Dollar steadies as markets eye U.S. labor data and potential Fed rate cuts

The U.S. dollar found some stability on Thursday after several days of swings, as investors adopted a cautious stance ahead of key American employment reports and amid ongoing global bond market fragility tied to elevated debt concerns.

By 04:50 ET (08:50 GMT), the U.S. dollar index, which tracks the greenback against a basket of major currencies, rose slightly by 0.1% to 98.19.

The dollar has oscillated around the 98-point mark this week, fueled by growing speculation that the Federal Reserve could lower interest rates at its September 16-17 meeting. CME’s FedWatch Tool indicated that markets were pricing in over a 97% probability of a 25-basis-point rate cut.

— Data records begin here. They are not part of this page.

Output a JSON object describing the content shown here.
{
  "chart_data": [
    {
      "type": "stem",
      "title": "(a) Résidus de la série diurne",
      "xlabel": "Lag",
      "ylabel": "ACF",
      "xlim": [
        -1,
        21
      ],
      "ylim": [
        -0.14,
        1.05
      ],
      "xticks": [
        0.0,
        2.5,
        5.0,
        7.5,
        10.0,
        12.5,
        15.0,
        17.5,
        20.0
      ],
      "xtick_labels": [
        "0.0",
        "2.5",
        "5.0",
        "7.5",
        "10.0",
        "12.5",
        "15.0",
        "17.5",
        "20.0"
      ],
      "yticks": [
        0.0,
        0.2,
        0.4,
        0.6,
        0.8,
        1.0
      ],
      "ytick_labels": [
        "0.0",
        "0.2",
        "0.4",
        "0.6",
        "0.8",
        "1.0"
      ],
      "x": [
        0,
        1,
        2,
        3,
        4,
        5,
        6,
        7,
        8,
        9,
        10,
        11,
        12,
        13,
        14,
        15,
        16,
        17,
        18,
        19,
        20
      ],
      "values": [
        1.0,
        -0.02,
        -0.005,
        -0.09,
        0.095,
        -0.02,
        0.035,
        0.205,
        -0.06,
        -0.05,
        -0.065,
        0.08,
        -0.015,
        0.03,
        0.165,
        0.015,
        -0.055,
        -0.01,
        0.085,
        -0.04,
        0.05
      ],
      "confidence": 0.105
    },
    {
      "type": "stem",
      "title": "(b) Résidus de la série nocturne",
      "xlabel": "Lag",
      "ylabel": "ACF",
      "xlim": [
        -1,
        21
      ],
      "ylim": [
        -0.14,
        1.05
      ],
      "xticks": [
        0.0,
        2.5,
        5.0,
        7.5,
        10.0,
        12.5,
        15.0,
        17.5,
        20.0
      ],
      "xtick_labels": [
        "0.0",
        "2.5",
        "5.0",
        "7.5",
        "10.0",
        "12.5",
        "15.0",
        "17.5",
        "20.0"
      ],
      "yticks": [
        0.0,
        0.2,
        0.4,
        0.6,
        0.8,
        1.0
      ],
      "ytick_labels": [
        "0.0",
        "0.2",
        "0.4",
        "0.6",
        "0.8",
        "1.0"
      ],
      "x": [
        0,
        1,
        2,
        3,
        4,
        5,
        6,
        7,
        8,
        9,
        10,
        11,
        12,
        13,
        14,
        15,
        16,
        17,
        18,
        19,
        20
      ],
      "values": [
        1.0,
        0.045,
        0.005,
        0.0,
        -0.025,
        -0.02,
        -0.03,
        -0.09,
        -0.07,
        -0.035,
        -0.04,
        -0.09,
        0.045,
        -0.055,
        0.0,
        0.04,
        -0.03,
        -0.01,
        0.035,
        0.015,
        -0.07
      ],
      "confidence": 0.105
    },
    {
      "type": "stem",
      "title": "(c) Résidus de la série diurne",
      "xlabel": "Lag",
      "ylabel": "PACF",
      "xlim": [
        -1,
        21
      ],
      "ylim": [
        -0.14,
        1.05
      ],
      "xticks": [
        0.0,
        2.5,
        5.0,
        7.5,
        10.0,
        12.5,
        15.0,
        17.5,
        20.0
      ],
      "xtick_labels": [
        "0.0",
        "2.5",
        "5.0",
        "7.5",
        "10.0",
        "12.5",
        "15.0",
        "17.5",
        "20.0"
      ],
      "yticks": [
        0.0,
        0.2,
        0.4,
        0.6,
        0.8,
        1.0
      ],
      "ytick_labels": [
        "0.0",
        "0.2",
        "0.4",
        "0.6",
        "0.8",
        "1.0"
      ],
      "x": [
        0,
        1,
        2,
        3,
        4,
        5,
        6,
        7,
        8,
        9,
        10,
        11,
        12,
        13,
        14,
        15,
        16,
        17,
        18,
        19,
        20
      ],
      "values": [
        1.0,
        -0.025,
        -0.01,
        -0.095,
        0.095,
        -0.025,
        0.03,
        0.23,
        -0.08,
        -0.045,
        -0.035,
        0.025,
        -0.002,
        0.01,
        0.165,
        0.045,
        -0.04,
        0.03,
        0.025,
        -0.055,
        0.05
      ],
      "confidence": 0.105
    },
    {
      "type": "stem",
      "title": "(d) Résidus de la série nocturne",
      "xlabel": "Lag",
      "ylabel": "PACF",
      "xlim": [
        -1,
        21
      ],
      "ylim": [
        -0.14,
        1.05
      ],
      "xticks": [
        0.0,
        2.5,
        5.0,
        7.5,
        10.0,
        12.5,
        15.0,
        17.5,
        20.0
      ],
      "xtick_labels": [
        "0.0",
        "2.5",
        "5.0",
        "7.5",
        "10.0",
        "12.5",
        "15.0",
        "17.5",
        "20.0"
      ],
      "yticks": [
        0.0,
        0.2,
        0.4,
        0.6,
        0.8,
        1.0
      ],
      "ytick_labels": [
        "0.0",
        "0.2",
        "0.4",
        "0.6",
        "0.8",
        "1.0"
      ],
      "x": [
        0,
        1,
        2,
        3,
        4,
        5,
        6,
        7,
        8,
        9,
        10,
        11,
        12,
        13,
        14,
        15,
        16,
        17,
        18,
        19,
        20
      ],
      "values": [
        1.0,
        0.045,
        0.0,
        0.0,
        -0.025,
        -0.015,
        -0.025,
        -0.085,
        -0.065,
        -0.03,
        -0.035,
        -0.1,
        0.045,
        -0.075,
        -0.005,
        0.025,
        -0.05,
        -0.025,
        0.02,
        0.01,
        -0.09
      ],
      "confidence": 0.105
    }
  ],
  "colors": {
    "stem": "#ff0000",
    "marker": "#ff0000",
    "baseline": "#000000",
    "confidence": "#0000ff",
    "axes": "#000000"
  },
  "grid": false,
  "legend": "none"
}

Data showing weaker-than-expected job openings added to the view that the U.S. labor market is easing, increasing the likelihood of a Fed rate reduction to support employment. Several Fed officials have signaled this possibility, following Chair Jerome Powell’s remarks last month at the Jackson Hole symposium in Wyoming about a potential September cut.

Friday’s closely watched nonfarm payrolls report is expected to provide fresh insights into the central bank’s next moves. Labor market trends and inflation remain key drivers for Fed policy, though speculation has grown that easing employment may take precedence over persistent price pressures.

On Thursday, investors will also review weekly jobless claims and an Institute for Supply Management gauge of services sector activity.

Meanwhile, global bond markets, recently unsettled, were somewhat reassured by statements from Fed policymakers, including Governor Christopher Waller, reinforcing bets that interest rate cuts could be imminent.

An auction of longer-dated Japanese government bonds showed moderate demand, sufficient to prevent fresh market anxiety, even after the 30-year bond yield recently hit an all-time high. Bond yields typically move inversely to prices.

Additional debt sales are scheduled later in the day in France and the U.K., two countries that have been focal points of European bond market activity.

Against this backdrop, the euro remained largely unchanged, while sterling edged up 0.1% to $1.3454, and the Japanese yen weakened slightly.